Was dir Ikea verschweigt
Der Nebel, hinter dem sich das Unternehmen Ikea mitsamt seinen vielen Verflechtungen verbirgt, ist einigermaßen undurchdringlich. Und da Ikea nicht an der Börse notiert ist, braucht das Unternehmen weder Teil- noch Gesamtbilanzen, weder Vermögens- noch Investitionsvolumina zu veröffentlichen.
Eigentümerin des Ikea-Konzerns ist eine Stiftung, die in den Niederlanden eingetragene Stichting Ingka Foundation. Sie ist Inhaberin der Ingka Holding B. V. Sie bildet das Dach, unter dem die Ikea-Unternehmen zusammengefasst sind. Eigentümerin des Ikea-Konzepts ist Ikea Systems, die im belgischen Waterloo südlich von Brüssel residiert und zur Inter Ikea Group gehört. Diese vergibt die Lizenzen an alle Einrichtungshäuser der Kette und kontrolliert Firmenlogo, Produktnamen und Firmenrichtlinien, die dafür sorgen, dass ein Ikea-Markt in China sich nur unwesentlich von einem Ikea-Markt in den USA oder in Kuwait unterscheidet.
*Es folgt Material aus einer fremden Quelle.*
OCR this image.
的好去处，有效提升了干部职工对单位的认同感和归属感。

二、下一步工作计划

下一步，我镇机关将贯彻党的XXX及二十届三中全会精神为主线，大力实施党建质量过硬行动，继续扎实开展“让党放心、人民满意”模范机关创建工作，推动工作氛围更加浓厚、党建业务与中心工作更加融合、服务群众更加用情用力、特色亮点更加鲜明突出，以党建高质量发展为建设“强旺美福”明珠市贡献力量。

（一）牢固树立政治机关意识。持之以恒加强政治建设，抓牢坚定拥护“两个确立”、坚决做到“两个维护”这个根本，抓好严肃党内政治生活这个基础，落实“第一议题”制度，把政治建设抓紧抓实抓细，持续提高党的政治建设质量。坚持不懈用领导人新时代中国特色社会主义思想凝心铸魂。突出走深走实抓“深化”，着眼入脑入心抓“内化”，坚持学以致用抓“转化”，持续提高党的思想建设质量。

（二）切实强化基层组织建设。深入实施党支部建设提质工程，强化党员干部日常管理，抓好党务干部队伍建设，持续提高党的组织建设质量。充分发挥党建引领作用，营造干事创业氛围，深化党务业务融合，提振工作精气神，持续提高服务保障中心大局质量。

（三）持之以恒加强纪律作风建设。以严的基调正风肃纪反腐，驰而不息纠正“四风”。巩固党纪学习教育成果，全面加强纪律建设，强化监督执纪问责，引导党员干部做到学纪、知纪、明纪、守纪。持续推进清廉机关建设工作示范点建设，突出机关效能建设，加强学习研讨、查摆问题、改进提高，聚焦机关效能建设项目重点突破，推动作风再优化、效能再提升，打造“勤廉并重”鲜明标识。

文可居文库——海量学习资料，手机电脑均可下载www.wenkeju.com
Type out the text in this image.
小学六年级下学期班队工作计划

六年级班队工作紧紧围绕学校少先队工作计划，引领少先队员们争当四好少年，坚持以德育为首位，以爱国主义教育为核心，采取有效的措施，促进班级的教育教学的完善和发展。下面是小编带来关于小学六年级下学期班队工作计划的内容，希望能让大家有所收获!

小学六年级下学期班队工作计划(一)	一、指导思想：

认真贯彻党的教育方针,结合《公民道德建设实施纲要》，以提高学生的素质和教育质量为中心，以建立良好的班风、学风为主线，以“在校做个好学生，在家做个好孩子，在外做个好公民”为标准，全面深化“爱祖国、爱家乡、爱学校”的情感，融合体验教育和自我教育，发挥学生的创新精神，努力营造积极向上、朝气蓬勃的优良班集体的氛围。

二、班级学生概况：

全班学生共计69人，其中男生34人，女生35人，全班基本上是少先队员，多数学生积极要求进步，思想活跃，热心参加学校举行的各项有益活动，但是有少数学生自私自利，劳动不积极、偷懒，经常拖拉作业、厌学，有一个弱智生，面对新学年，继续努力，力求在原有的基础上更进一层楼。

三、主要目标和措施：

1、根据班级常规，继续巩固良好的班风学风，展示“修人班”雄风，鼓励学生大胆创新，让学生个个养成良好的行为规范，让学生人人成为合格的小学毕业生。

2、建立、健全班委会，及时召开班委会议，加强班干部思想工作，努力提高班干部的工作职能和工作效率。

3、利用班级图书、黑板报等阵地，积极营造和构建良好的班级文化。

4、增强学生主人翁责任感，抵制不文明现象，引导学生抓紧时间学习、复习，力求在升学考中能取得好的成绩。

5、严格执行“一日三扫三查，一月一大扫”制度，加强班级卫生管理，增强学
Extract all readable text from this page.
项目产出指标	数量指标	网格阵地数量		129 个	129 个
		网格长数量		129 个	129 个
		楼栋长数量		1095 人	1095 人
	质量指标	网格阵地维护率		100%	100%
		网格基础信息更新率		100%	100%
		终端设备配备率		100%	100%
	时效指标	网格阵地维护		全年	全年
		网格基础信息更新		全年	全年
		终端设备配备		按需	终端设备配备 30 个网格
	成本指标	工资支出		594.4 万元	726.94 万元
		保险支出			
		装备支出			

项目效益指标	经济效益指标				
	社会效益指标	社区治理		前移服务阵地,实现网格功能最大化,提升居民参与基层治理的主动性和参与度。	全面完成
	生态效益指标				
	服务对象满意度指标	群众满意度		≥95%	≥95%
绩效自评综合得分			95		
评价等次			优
Wer steht hinter Ikea Systems? Wer ist Eigentümer der Marke und der Lizenzrechte? Formal lässt sich das unmöglich sagen. Der schwedische Journalist Stellan Björk, der umfangreiche Recherchen zu Ikea angestellt hat, kommt zu dem Schluss: „Soweit man weiß, gehört Ikea Systems einer Reihe von Stiftungen und Offshore-Unternehmen, manche mit Sitz in der Karibik.“1 Dieses undurchsichtige Geflecht illustriert sehr schön, wie es mit dem Bemühen um Transparenz steht, die das Unternehmen sich ansonsten so gern auf die Fahne schreibt.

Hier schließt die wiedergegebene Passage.